Most of the time, finishing sixth out of seven boats in an offshore race is nothing to get excited about. But for Reese Langheim and Ricky Maldonado, who shared the cockpit of a Super Stock-class 32-foot Victory Team-built catamaran called Jackhammer in Clearwater, Fla., last Sunday and did just that, it was a solid, even encouraging result.
First, they had never shared the cockpit before the event. Second, they had a significant mechanical issue that put one of their 300-hp Mercury Racing outboard engines out of commission—and they still finished the race.
“We were not even running at 100 percent—we were running at about 80 percent of what that boat can do—and we were still battling for the lead right from the start,” said Maldonado, a veteran offshore racer who throttled the boat with Langheim, its owner, behind the wheel. “I have never raced with Reese before and I haven’t raced all year. But we were very competitive until one of our powerheads came loose and we started popping out of gear. Eventually, we broke a drive shaft.
“We finished the race running 58 to 61 mph on one engine,” he added. “I had no idea the boat could do that. And I was impressed with Reese’s performance and that he’s fearless—he actually is.”
Maldonado said that he and Langheim need to work on turn-exit speeds, but beyond that they meshed well in the cockpit. In addition to competing in Roar Offshore in Fort Myers Beach, Fla., the final event of the six-race American Power Boat Association Offshore Championship Series produced by the Offshore Powerboat Association and Powerboat P1, the team will run at the final Race World Offshore event in Key West, Fla., in early November and (one week later) the OPA World Championships in Englewood Beach, Fla.

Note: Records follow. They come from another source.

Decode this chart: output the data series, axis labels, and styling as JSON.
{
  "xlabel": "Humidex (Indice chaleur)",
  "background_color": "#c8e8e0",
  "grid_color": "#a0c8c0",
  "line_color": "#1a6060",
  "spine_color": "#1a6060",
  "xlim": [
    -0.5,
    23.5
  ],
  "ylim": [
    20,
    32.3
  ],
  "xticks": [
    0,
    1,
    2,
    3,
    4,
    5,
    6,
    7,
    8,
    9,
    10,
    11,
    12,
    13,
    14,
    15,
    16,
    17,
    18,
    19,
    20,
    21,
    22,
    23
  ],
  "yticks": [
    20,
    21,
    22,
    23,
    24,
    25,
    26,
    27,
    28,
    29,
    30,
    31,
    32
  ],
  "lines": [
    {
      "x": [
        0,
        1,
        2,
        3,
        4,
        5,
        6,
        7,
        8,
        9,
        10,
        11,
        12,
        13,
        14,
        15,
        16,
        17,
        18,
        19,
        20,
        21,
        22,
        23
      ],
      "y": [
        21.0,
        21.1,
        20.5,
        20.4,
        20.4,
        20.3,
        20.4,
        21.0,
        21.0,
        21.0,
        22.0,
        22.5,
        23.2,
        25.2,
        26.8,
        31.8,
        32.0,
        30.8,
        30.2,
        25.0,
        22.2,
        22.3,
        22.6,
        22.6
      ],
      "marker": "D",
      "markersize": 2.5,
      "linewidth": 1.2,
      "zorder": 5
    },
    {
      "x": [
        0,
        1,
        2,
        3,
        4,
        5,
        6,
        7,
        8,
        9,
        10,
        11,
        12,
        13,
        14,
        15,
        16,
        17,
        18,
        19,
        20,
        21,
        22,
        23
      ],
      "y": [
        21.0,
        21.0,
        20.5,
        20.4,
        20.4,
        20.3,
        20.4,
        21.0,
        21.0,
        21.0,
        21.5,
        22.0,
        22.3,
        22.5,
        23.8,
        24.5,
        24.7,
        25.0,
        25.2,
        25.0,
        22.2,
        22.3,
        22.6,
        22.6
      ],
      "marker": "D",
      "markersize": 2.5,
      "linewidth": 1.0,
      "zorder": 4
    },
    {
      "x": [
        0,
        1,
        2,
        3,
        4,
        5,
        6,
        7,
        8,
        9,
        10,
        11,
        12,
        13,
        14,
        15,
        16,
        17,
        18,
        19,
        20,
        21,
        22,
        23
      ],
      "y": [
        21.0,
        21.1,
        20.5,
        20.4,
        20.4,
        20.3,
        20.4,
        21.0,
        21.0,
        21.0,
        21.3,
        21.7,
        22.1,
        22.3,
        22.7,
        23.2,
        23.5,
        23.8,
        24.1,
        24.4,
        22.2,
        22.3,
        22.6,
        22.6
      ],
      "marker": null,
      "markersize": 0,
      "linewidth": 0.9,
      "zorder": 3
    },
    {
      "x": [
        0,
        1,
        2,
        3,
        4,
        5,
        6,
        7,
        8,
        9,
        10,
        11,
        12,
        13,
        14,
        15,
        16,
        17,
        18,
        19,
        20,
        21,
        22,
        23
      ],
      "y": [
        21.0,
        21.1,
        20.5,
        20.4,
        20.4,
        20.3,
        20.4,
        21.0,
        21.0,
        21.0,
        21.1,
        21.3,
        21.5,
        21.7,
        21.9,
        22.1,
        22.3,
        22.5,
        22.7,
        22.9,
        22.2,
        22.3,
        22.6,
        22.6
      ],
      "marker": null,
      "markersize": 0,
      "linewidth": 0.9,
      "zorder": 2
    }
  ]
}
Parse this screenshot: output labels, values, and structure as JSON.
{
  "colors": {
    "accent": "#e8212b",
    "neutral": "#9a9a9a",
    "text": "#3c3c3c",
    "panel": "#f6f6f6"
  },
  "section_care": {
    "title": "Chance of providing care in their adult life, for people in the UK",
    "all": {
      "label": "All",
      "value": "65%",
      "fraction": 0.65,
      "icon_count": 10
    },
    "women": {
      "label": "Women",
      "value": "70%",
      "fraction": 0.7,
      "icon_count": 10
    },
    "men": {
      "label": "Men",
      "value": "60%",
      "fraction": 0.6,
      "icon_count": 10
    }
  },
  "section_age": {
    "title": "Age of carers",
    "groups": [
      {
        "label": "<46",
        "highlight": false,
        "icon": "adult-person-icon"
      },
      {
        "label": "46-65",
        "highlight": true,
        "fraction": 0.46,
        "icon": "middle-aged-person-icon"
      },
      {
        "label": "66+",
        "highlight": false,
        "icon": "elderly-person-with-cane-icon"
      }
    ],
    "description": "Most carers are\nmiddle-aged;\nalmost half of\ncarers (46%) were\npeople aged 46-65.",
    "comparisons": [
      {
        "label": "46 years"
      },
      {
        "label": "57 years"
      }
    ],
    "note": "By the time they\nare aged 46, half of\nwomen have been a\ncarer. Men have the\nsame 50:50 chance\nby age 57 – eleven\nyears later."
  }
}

For the Fort Myers Beach event, that means six Victory Team-built catamarans will be on the course as Gary Ballough also will campaign his 32-footer in the Super Stock class and the Victory team will have two boats of its own competing in Class One against Miss GEICO and 222 Offshore—both of which run 41-foot Victory-built cats—and Lucas Oil/SilverHook.
But offshore racing is just part of the team’s growing U.S. presence. Since announcing its entrance into the sport catamaran market during the 2019 Miami International Boat Show in February, Victory has sold four 34-footers and one 27-footer to stateside customers. While Maldonado said he would like to have seen a few more orders this year, he also understands that the sport cat market is extremely competitive and that in-roads, especially for an overseas builder new to the pleasure-boat arena, take time.
“It is a slow process and, of course, we would like more orders,” he said. “But every boat finished has been sold. There is nothing sitting at Victory waiting for a buyer. And we have a lot of deals started and in progress.”